The coxswains’ novelty race is a “spectacle” set to provide plenty of laughs.

Coxswains will have a chance to get on the oars in a coxed four or quad at the end of today’s racing.
Rowers and coxswains swap roles in the novelty race, which will take place  after the Springbok Shield and Levin 75th Jubilee Cup races.

HANDOVER: Coxswain Jack Donaldson hands over his gear to Finley Deller, before the novelty race.
HANDOVER: Coxswain Jack Donaldson, right, hands over his gear to Finley Deller, before the novelty race. Photo: Libby Wilson

Coxswain weigher Kimberley Pilbrow said it was a fun race, which gave the coxes a chance to row.

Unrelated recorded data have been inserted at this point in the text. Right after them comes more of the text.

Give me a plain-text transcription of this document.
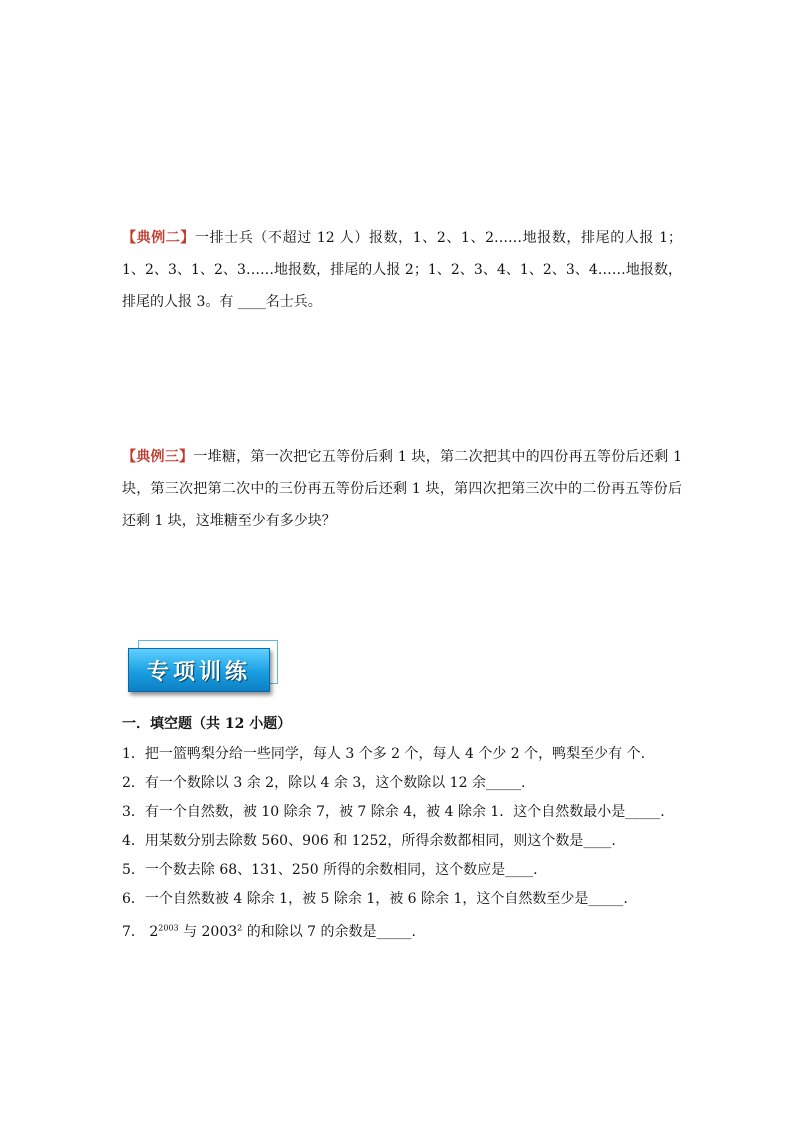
【典例二】一排士兵（不超过 12 人）报数，1、2、1、2……地报数，排尾的人报 1；1、2、3、1、2、3……地报数，排尾的人报 2；1、2、3、4、1、2、3、4……地报数，排尾的人报 3。有 ____名士兵。
【典例三】一堆糖，第一次把它五等份后剩 1 块，第二次把其中的四份再五等份后还剩 1 块，第三次把第二次中的三份再五等份后还剩 1 块，第四次把第三次中的二份再五等份后还剩 1 块，这堆糖至少有多少块？
专项训练
一．填空题（共 12 小题）
1．把一篮鸭梨分给一些同学，每人 3 个多 2 个，每人 4 个少 2 个，鸭梨至少有 个.
2．有一个数除以 3 余 2，除以 4 余 3，这个数除以 12 余_____.
3．有一个自然数，被 10 除余 7，被 7 除余 4，被 4 除余 1．这个自然数最小是_____.
4．用某数分别去除数 560、906 和 1252，所得余数都相同，则这个数是____.
5．一个数去除 68、131、250 所得的余数相同，这个数应是____.
6．一个自然数被 4 除余 1，被 5 除余 1，被 6 除余 1，这个自然数至少是_____.
7． $2^{2003}$ 与 2003$^2$ 的和除以 7 的余数是_____.
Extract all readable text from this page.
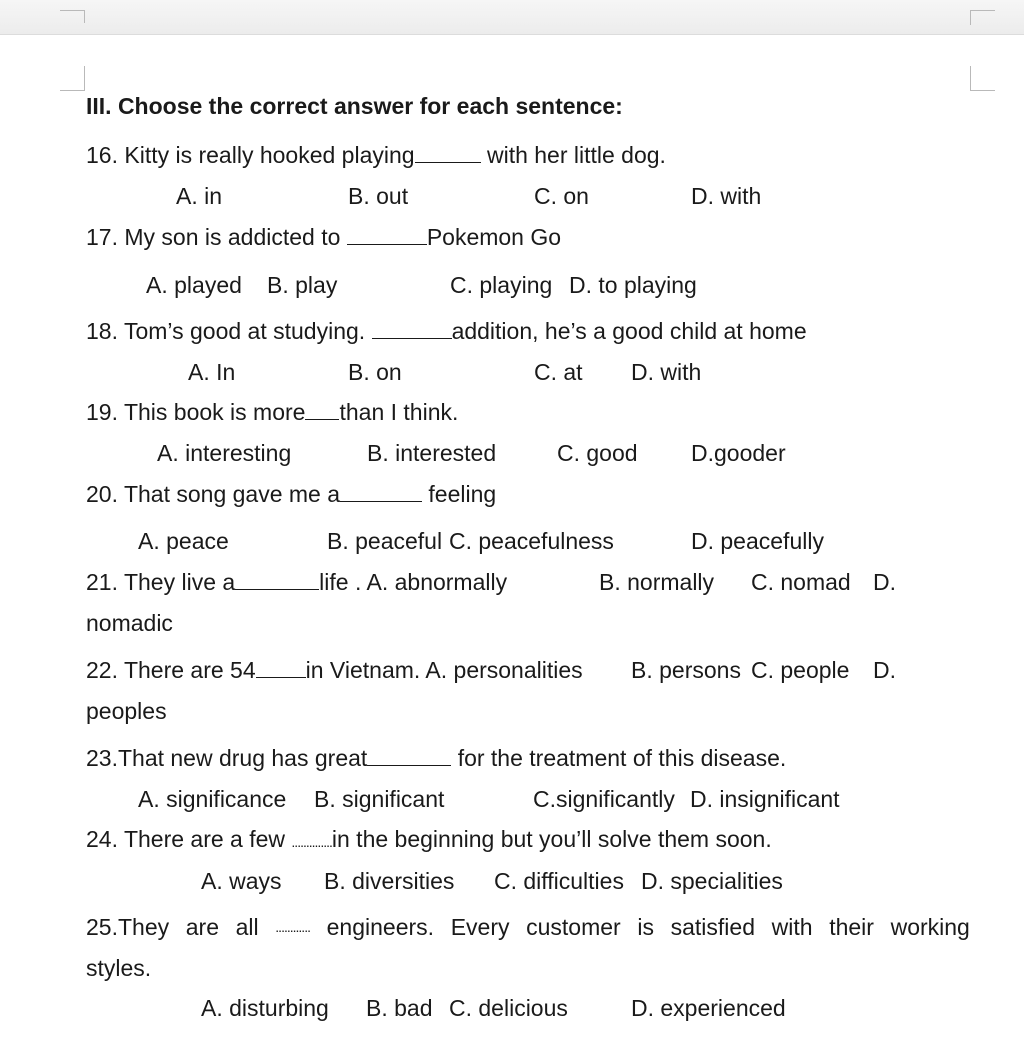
III. Choose the correct answer for each sentence:
16. Kitty is really hooked playing	with her little dog.
A. in	B. out	C. on	D. with
17. My son is addicted to	Pokemon Go
A. played B. play	C. playing D. to playing
18. Tom’s good at studying.	addition, he’s a good child at home
A. In	B. on	C. at D. with
19. This book is more than I think.
A. interesting	B. interested	C. good D.gooder
20. That song gave me a	feeling
A. peace	B. peaceful C. peacefulness	D. peacefully
21. They live a	life . A. abnormally	B. normally C. nomad D.
nomadic
22. There are 54 in Vietnam. A. personalities B. persons C. people D.
peoples
23.That new drug has great	for the treatment of this disease.
A. significance B. significant	C.significantly D. insignificant
24. There are a few ..............in the beginning but you’ll solve them soon.
A. ways B. diversities C. difficulties D. specialities
25.They are all ............ engineers. Every customer is satisfied with their working
styles.
A. disturbing B. bad C. delicious	D. experienced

The 500 metre race would be run right in front of the audience “so we can all laugh.”
All U18 fours would be off the water before the coxswains were let loose, and there would be a few coaches nervously watching their boats, she said.

Swapping roles  can have several challenges.
Rowers -turned-coxswains would need to adjust to facing forwards and looking after an expensive boat. Sometimes schools put their largest rowers in, for extra laugh value.
Rowing coxswains’ size might make getting the oar into the water difficult, meaning they could ‘catch crabs,’ slowing or stopping the boat, or even flipping it.

Crews could be made up of students from several schools, and contain both boys and girls, like in the one Deidre Burke was signing up. Burke is with Onslow College, which  had a full boat in the novelty race, but one coxswain left.
She 
took it upon herself to find her crewmates, and recruited some at Hamilton Boys’.

The Hamilton Boys’ coaches were not keen on letting the coxes out in their boats, but allowed them to participate when Burke offered the use of one of Onslow’s.

Burke said the race was worth seeing. “You get these little guys who really haven’t done too much rowing, hammering it down the course.   It’s not sedate.  They just go for broke.”

She said it was great to have coxswains in the spotlight, because they sometimes missed out on the attention they deserved. “People that have been rowing for a long time appreciate the contribution that a coxswain makes to the crew.  A good coxswain can give you a length in a race.”

Rowers would be relishing the chance to see if the coxswains could put the rowing tips they dished out into practice.
“[The coxswains] are a little bit competent… competent enough not to injure themselves or ruin the boats, but it’s always a bit of a spectacle.”

Jack Donaldson, 17, of Hamilton Boys’ High School was “pretty amped” about the race. He said the hardest parts would be “just not flipping, and also fitness,” as well as working with someone new.